Neuro-JEPA was pre-trained on large-scale datasets such as ADNI, UK Biobank, and ABCD. Performance in downstream tasks: 1. Brain Region Segmentation: Dice coefficient in FreeSurfer tasks improved by 3-5% compared to MAE and over 15% compared to random initialization; 2. Disease Diagnosis: AUC for Alzheimer's disease classification on ADNI reached 0.92, outperforming existing self-supervised methods; 3. Cross-Modal Transfer: Models pre-trained on structural MRI still performed well when transferred to fMRI tasks.
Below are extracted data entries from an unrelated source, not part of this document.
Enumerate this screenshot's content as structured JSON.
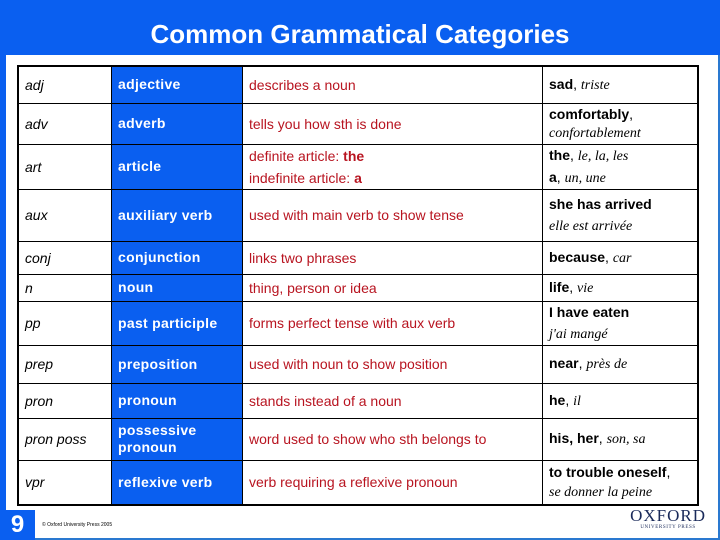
{
  "slide": {
    "title": "Common Grammatical Categories",
    "page_number": "9",
    "copyright": "© Oxford University Press 2005",
    "logo": {
      "line1": "OXFORD",
      "line2": "UNIVERSITY PRESS"
    }
  },
  "colors": {
    "brand_blue": "#0a5ff0",
    "definition_red": "#b81420"
  },
  "rows": [
    {
      "abbr": "adj",
      "term": "adjective",
      "desc": "describes a noun",
      "ex_en": "sad",
      "ex_sep": ", ",
      "ex_fr": "triste"
    },
    {
      "abbr": "adv",
      "term": "adverb",
      "desc": "tells you how sth is done",
      "ex_en": "comfortably",
      "ex_sep": ",",
      "ex_fr": "confortablement"
    },
    {
      "abbr": "art",
      "term": "article",
      "desc_line1_label": "definite article: ",
      "desc_line1_value": "the",
      "desc_line2_label": "indefinite article: ",
      "desc_line2_value": "a",
      "ex1_en": "the",
      "ex1_fr": "le, la, les",
      "ex2_en": "a",
      "ex2_fr": "un, une",
      "ex_sep": ", "
    },
    {
      "abbr": "aux",
      "term": "auxiliary verb",
      "desc": "used with main verb to show tense",
      "ex_en": "she has arrived",
      "ex_fr": "elle est arrivée"
    },
    {
      "abbr": "conj",
      "term": "conjunction",
      "desc": "links two phrases",
      "ex_en": "because",
      "ex_sep": ", ",
      "ex_fr": "car"
    },
    {
      "abbr": "n",
      "term": "noun",
      "desc": "thing, person or idea",
      "ex_en": "life",
      "ex_sep": ", ",
      "ex_fr": "vie"
    },
    {
      "abbr": "pp",
      "term": "past participle",
      "desc": "forms perfect tense with aux verb",
      "ex_en": "I have eaten",
      "ex_fr": "j'ai mangé"
    },
    {
      "abbr": "prep",
      "term": "preposition",
      "desc": "used with noun to show position",
      "ex_en": "near",
      "ex_sep": ", ",
      "ex_fr": "près de"
    },
    {
      "abbr": "pron",
      "term": "pronoun",
      "desc": "stands instead of a noun",
      "ex_en": "he",
      "ex_sep": ", ",
      "ex_fr": "il"
    },
    {
      "abbr": "pron poss",
      "term": "possessive pronoun",
      "desc": "word used to show who sth belongs to",
      "ex_en": "his, her",
      "ex_sep": ", ",
      "ex_fr": "son, sa"
    },
    {
      "abbr": "vpr",
      "term": "reflexive verb",
      "desc": "verb requiring a reflexive pronoun",
      "ex_en": "to trouble oneself",
      "ex_sep": ",",
      "ex_fr": "se donner la peine"
    }
  ]
}
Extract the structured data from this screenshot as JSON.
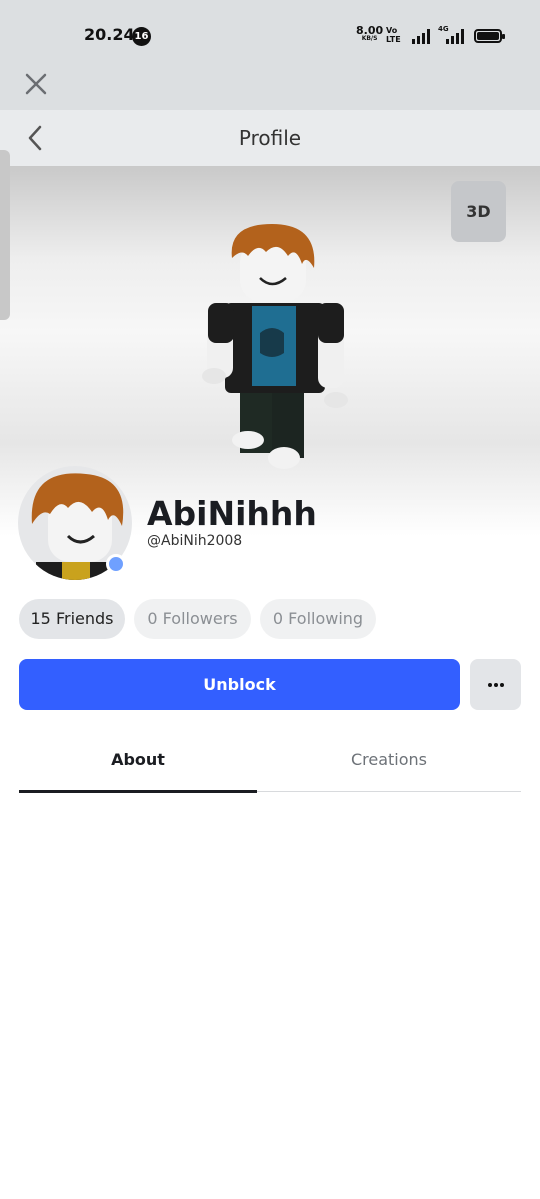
{
  "status_bar": {
    "time": "20.24",
    "notification_count": "16",
    "net_speed": "8.00",
    "net_speed_unit": "KB/S",
    "volte_top": "Vo",
    "volte_bottom": "LTE",
    "network_type": "4G"
  },
  "header": {
    "title": "Profile"
  },
  "stage": {
    "view_toggle_label": "3D"
  },
  "profile": {
    "display_name": "AbiNihhh",
    "username": "@AbiNih2008",
    "online_indicator_color": "#6fa0ff"
  },
  "stats": {
    "friends": "15 Friends",
    "followers": "0 Followers",
    "following": "0 Following"
  },
  "actions": {
    "primary_label": "Unblock",
    "primary_color": "#335fff",
    "more_icon": "ellipsis-icon"
  },
  "tabs": [
    {
      "label": "About",
      "active": true
    },
    {
      "label": "Creations",
      "active": false
    }
  ]
}
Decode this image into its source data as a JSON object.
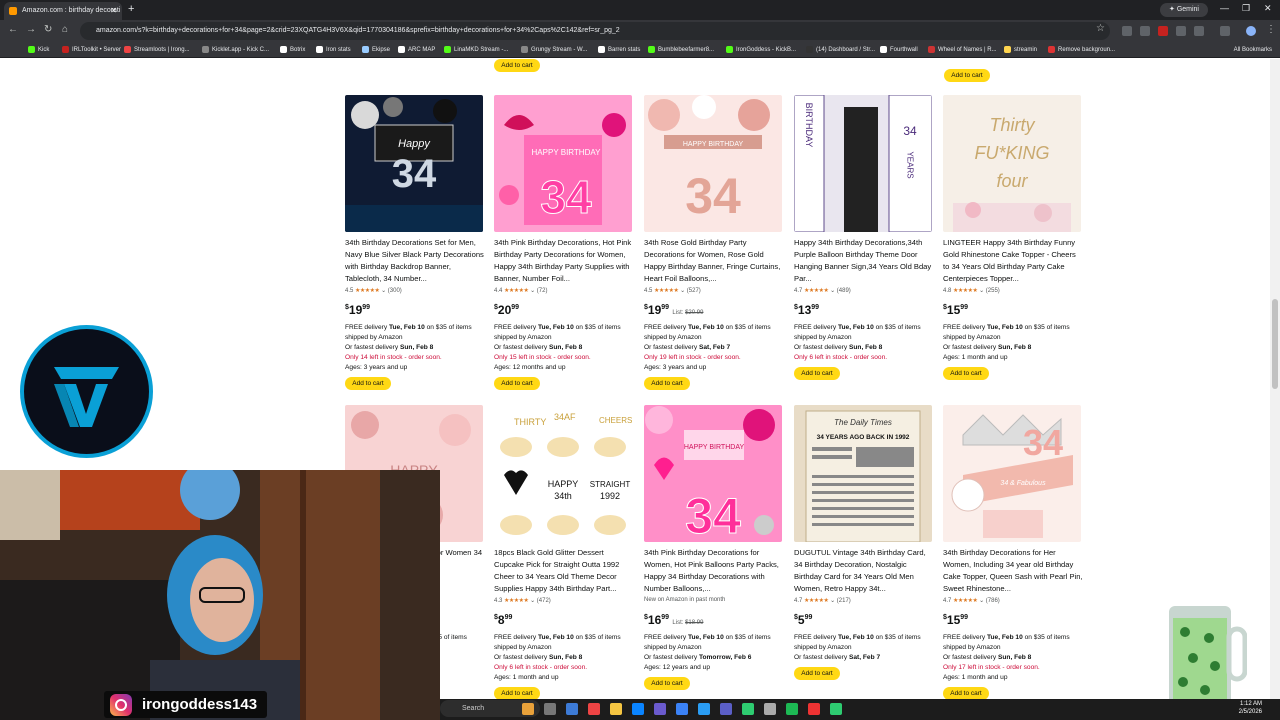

Ablation experiments confirmed the importance of sparsity constraints (performance dropped by 5% after removal), 3D processing (superior to 2D slices), and multimodal pre-training (superior to unimodal).

5

Section 05

[Applications & Open Source] Downstream Task Applications and Open-Source Resources of Neuro-JEPA

Downstream application scenarios include brain region segmentation, disease classification, image registration, and generative tasks (e.g., missing modality completion). The open-source codebase is modularly designed, including data processing (supports NIfTI/CIFTI formats), model implementation (PyTorch-based 3D ViT + sparse predictor), pre-training scripts, and downstream task examples. Pre-trained weights for ADNI/UK Biobank are provided, and users can quickly use them following steps: environment preparation → data processing → pre-training/loading weights → fine-tuning.

6

Section 06

[Contributions & Outlook] Innovations of Neuro-JEPA and Future Research Directions

Innovations: 1. First systematic application of JEPA to neuroimaging; 2. Proposed sparse latent variable prediction mechanism; 3. Achieved unified multimodal representation. Limitations: High computational resource requirements, insufficient handling of data heterogeneity, and limited coverage of downstream tasks. Future directions: Cross-dataset pre-training, temporal modeling (capturing disease progression), clinical data fusion (imaging + genomics/cognitive tests), and development of interpretability enhancement tools.

7

Section 07

[Summary] Significance of Neuro-JEPA for Self-Supervised Learning in Neuroimaging

By combining the JEPA architecture with sparse latent variable prediction, Neuro-JEPA enables high-quality multimodal brain image representation learning and provides a practical tool for neuroimaging analysis. The release of open-source code and pre-trained models is expected to promote more researchers to conduct follow-up studies and accelerate the clinical implementation of neuroimaging AI.